Eu escorreguei para o outro banco e coloquei a caminhonete em marcha de novo. Minhas
mãos estavam tremendo tanto quanto as mãos de Jake haviam estado, e isso tomou um minuto
da minha concentração.
Depois eu virei cuidadosamente a caminhonete e a dirigí em direção á minha casa.
Tudo ficou muito escuro quando eu desliguei os faróis. Charlie saiu com tanta pressa que
havia esquecido de ligar as luzes da varanda. Eu sentí uma pontada de dúvida, olhando para a
casa, afundada nas sombras. E se isso fosse um truque?
Eu olhei de volta para o carro preto, quase invisível na noite. Não. Eu conhecia aquele carro.
Ainda assim, minhas mãos estavam tremendo mais do que antes quando eu peguei a chave
em cima da porta.
Quando eu peguei na maçaneta da porta para abrí-la, ela girou facilmente embaixo da minha
mão. Eu deixei a porta se abrir. O corredor estava preto.
Eu queria chamar com uma saudação, mas minha garganta estava seca demais. Eu não
parecia conseguir sugar o ar.
Eu dei um passo para a frente e apalpei para acender a luz.
Estava tão preto - como a água preta... Onde estava aquele interruptor?
Assim como a água preta, com aquela chama brilhando impossivelmente em cima dela.
Aquela chama não podia ser fogo, mas então o que...?
Meus dedos traçaram a parede, ainda procurando, ainda tremendo.

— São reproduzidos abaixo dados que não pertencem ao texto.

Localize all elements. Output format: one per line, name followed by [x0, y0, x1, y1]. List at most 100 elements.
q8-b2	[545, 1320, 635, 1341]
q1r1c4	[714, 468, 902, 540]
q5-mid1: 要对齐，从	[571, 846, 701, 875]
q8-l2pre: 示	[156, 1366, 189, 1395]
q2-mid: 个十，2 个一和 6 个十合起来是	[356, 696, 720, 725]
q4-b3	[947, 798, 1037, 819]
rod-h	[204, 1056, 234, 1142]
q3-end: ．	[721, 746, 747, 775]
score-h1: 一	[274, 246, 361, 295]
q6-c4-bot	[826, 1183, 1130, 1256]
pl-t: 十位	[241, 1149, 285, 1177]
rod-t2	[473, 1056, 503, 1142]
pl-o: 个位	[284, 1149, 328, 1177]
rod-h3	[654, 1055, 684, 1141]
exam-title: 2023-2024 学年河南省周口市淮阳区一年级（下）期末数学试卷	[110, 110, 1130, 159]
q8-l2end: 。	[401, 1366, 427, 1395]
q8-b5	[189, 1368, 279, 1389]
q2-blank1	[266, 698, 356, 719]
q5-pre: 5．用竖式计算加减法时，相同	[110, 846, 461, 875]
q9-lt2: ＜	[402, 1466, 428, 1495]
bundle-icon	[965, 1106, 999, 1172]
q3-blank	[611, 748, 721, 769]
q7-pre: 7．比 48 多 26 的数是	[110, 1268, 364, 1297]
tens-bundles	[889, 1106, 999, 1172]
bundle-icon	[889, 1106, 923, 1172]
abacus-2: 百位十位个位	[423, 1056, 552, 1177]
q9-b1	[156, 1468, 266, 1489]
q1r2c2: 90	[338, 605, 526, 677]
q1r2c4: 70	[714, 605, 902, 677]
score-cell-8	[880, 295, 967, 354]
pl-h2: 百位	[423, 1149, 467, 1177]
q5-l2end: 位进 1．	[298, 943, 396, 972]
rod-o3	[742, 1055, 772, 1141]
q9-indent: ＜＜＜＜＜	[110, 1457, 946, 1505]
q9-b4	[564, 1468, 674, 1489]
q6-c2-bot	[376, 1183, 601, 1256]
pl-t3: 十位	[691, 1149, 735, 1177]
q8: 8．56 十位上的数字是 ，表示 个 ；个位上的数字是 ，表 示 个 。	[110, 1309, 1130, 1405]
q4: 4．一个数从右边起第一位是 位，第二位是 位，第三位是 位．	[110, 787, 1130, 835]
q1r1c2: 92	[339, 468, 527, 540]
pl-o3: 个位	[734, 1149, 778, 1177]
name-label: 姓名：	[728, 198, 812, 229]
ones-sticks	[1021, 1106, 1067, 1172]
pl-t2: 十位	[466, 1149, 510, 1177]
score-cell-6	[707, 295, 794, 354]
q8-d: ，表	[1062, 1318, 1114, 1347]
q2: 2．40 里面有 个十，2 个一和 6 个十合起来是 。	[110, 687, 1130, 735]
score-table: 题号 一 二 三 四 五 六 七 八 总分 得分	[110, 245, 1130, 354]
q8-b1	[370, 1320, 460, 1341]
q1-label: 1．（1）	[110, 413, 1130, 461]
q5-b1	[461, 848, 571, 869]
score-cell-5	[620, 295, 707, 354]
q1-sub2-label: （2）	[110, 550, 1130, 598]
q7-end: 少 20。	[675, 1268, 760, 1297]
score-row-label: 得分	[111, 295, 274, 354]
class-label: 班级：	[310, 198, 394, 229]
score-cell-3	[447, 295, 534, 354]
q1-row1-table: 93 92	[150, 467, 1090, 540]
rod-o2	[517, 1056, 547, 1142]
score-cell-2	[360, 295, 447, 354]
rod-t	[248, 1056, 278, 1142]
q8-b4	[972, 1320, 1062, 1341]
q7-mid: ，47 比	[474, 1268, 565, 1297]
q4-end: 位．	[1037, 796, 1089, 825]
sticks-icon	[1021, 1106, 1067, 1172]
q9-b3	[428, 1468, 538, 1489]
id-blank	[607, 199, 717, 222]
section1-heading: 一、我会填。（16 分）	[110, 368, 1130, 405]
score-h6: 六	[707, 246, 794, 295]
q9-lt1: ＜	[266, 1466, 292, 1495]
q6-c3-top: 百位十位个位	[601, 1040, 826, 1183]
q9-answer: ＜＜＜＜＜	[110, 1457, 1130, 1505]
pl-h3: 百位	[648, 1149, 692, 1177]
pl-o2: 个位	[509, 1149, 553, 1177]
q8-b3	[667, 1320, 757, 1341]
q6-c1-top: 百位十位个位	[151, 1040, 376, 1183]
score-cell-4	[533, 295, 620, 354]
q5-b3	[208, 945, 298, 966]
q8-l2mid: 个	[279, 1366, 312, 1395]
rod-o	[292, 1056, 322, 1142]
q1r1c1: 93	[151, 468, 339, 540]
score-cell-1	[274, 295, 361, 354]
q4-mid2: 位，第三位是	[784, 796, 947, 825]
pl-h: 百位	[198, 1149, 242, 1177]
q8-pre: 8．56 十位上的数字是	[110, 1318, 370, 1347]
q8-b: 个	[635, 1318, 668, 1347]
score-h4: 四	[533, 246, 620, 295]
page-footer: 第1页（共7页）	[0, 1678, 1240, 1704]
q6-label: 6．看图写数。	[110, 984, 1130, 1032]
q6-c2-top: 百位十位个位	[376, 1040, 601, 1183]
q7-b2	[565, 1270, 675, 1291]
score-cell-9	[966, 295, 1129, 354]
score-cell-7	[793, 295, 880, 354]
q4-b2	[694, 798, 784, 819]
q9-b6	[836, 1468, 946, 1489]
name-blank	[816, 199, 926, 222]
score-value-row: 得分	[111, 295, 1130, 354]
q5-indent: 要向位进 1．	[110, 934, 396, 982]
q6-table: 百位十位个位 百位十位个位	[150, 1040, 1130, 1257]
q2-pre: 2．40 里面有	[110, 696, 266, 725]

De repente, algo que Jacob me disse essa tarde ecoou na minha cabeça, finalmente caindo a
ficha...
Ela escapou pela água, ele havia dito. Os sugadores de sangue têm a vantagem lá. Foi por
isso que eu vim correndo pra casa - eu estava com medo de que ela chegasse primeiro nadando.
Minha mão congelou na sua procura, meu corpo inteiro congelou no lugar, enquanto eu me
dava conta do porque eu reconhecia a estranha cor laranja na água.
O cabelo de Victória, voando selvagemente com o vento, da cor do fogo...
Ela esteve lá. Bem lá no cais comigo e Jacob. Se Sam não estivesse lá, se fôssemos só nós
dois...? Eu não conseguia respirar ou me mexer.
A luz se acendeu, apesar da minha mão congelada ainda não ter encontrado o interruptor.
Os meus olhos piscaram com a luz repentina, e viram que havia alguém lá, esperando por mim.